Thursday, April 05, 2007

 

Darwin vs. Design at SMU

The Discovery Institute's Darwin vs. Design Conferences, we are told, will be coming soon to a city near you. The first was held in Knoxville on March 24. The next is scheduled for April 13 and 14 at Southern Methodist University in Dallas. The rest, like so much of the evidence for intelligent design, are TBD.

The Discovery Institute's publicity for the events assures us that intelligent design scientists and experts will present "astonishing scientific evidence." "Conference goers," they add, will hear with their own ears "the astounding implications these discoveries are having on our society, our politics, and our culture."

The Dallas conference, co-sponsored by the SMU law school’s Christian Legal Society, has stirred up some of the faculty there. A letter circulated by the anthropology department at SMU said quite accurately, "These are conferences of and for believers and their sympathetic recruits. They have no place on an academic campus with their polemics hidden behind a deceptive mask."

An article in the Dallas Morning News reports that similar letters were sent by the biology and geology departments, as well.

The call by outraged faculty to disassociate the university from the conference provoked a proforma response from the Discovery Institute. In a post on Discovery's Evolution News and Views blog, Robert Crowther, called the faculty protests an attack on academic freedom and free speech.

"If the Darwinists were confident in the strength and merits of their arguments," Crowther wrote, "they wouldn't need to censor other viewpoints and stifle debate."

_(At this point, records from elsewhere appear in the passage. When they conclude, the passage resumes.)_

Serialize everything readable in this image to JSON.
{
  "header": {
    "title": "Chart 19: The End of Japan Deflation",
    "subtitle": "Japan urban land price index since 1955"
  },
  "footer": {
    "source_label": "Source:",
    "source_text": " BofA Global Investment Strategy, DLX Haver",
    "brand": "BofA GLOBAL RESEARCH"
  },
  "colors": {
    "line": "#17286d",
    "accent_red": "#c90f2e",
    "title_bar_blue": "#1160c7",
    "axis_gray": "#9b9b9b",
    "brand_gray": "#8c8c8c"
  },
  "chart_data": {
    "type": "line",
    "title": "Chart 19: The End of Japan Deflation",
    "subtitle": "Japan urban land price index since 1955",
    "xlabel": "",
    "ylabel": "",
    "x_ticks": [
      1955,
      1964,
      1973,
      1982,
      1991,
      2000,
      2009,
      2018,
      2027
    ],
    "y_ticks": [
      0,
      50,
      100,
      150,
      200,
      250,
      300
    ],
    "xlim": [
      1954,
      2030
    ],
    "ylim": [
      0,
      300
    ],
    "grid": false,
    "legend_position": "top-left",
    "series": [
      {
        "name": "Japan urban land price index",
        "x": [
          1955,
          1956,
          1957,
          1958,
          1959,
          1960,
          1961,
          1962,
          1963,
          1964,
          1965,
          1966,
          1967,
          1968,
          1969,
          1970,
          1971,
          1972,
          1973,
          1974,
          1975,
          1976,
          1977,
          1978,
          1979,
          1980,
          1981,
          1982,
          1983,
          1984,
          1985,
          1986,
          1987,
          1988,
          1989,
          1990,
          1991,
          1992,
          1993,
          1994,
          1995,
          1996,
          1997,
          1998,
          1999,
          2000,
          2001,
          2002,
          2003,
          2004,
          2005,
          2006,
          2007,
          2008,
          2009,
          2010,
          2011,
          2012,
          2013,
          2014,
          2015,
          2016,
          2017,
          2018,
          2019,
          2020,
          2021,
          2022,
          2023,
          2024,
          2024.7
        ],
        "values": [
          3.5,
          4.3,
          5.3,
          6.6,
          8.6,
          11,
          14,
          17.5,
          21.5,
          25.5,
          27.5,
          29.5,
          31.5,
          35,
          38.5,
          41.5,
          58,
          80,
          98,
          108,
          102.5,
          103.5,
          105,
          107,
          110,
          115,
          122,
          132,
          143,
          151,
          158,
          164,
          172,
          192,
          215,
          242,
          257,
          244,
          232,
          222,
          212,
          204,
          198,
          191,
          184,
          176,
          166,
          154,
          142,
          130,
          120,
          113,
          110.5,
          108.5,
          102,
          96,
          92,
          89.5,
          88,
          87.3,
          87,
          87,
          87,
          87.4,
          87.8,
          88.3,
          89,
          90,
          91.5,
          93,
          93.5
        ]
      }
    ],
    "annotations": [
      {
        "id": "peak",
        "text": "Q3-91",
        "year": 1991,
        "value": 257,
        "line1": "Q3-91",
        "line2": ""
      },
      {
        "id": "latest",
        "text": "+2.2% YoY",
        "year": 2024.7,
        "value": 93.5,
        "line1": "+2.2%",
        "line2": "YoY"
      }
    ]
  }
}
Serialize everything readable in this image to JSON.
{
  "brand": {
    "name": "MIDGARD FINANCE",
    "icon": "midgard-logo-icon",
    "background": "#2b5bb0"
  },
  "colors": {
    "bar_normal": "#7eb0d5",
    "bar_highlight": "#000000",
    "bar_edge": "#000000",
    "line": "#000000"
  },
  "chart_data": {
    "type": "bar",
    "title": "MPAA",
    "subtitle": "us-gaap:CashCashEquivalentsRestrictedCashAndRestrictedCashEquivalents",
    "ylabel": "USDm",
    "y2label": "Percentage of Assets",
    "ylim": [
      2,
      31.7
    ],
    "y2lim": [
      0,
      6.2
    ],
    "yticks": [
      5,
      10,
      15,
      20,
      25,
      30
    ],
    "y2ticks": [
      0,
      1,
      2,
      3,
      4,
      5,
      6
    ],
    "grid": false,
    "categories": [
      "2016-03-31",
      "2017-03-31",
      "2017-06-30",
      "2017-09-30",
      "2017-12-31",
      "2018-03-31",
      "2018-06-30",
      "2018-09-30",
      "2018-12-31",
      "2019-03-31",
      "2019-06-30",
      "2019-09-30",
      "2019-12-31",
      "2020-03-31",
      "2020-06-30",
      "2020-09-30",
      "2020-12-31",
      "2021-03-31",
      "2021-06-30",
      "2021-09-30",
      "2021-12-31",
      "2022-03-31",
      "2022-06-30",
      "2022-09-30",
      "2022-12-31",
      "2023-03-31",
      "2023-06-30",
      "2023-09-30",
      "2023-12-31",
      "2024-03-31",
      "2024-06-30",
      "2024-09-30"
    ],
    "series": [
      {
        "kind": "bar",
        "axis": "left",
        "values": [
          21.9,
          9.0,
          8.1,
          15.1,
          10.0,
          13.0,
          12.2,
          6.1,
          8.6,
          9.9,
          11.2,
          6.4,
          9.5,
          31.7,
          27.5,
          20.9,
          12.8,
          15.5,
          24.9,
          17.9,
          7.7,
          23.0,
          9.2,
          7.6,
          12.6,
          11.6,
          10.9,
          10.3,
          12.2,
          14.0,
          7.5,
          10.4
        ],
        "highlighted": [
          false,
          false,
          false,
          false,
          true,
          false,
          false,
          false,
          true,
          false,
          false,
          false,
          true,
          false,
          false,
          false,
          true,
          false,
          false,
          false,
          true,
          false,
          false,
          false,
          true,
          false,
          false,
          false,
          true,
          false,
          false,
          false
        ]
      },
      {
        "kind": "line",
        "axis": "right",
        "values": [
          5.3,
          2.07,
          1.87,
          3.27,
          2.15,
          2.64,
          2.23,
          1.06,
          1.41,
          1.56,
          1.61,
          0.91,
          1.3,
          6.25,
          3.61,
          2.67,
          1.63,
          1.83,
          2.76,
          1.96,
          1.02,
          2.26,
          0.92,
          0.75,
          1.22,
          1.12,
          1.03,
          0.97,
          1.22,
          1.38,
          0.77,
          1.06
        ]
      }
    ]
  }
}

(In an amusing sidelight, Crowther, who along with the Discovery Institute and other intelligent design activists have waged a years long effort to identify Hitler, the Nazis, and the eugenics movement with Darwin, was outraged that some of the faculty compared the conference sponsors to Holocaust deniers. "Well, that settles it then," sniffed Crowther, "we've quickly arrived at that productive point in the debate where one side accuses the other of being Nazis. So much for civil discourse on intellectual issues.")

The initial howl from Discovery about censorship has now given way to calls for a debate.

In a letter to faculty members calling for a debate, Discovery President Bruce Chapman writes, "We are all committed to respectful scholarly dialogue and to the use of scientific methods of reasoning in the investigation of nature. In our view, science progresses in part as scientists and scholars discuss and evaluate competing interpretations of scientific evidence."

In his letter, Chapman fails to reconcile his public commitment to a respectful scholarly debate with the following statement by Michael Egnor published on the Discovery website just three days earlier:
The only word that Darwinists use less frequently than ‘design’ is ‘eugenics’. It‘s disappeared down the Darwin memory hole following the Second World War because the Nazi programs that applied Darwinism to medicine made the real nature of eugenics so apparent that it could no longer be denied. So it was forgotten.
While Red State Rabble strongly condemns Discovery's methods and motives, we support their right to free speech. We think a college campus is an appropriate place for these sorts of discussions. That's why we agree with the university's decision disassociate itself from the conference while allowing it to go ahead.

We also understand the faculty's desire to prevent the ID activists from using the university's hard earned reputation to further their own reactionary goals.

That's why we don't think a debate between working scientists and ID activists is a good idea. Chapman's promise to engage in respectful, scholarly debate, like so much else about intelligent design, is an empty one.

As the Dallas Morning News reports, some of the SMU faculty are trying to figure out how to turn the ID conference negative into a positive.

"They are going to use it as a teaching moment," says Dr. Caroline Brettell, interim dean of the Dedman College of Humanities and Sciences and an anthropologist.

And that seems exactly right. We urge the SMU faculty not to play into the hands of ID activists and legitimize their ludicrous ideas by debating them. Rather, they should utilize the controversy to organize a teach-in that would bring real scientists, philosophers, and theologians to teach the facts about evolution and expose intelligent design for what it is: a right-wing religious movement that seeks to subvert science.